Well-honed attacks sneak under the radar
Targeted attacks often send a carefully constructed e-mail to one or a handful of specifically chosen targets

Samples of documents used in carefully prepared targeted attacks make clear that while a suspicious eye is a great security tool, some especially dangerous attacks might slide right by you.

Targeted attacks often send a carefully constructed e-mail to one or a handful of specifically chosen targets. The messages are well-written, and don't contain the tell-tale typos and errors that often accompany malware campaigns. They're far more rare, and far more dangerous, than the average attack.

The seven 'bait file' samples posted by F-Secure "have been used to infect specific individuals in different organizations in order to gain access to their computer," the company writes,and all contained exploits that would install remote-control malware on a victim PC.

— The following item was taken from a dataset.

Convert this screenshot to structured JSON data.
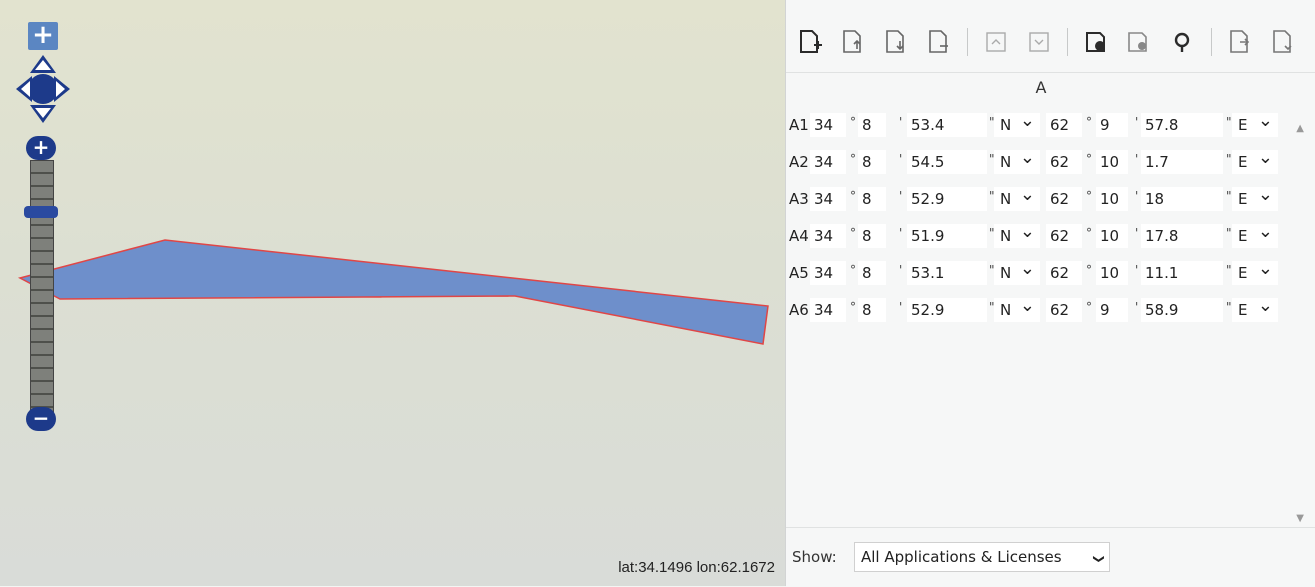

But of the five I can read (one appears to be in Russian, another German), only one would immediately trigger my own warning bells. If I opened any of the other .pdf or .doc files I probably wouldn't notice anything amiss.

The good news is that even if one of these sneaky little buggers crept past you, they'd likely hit a brick wall if your software was up-to-date. Unless a targeted attack goes after an unpatched zero-day software flaw (which unfortunately does happen), its exploit payload would fizzle out if you've patched the flaw it looks for. So keep clicking yes to those automatic update notices, and fire up that Secunia PSI.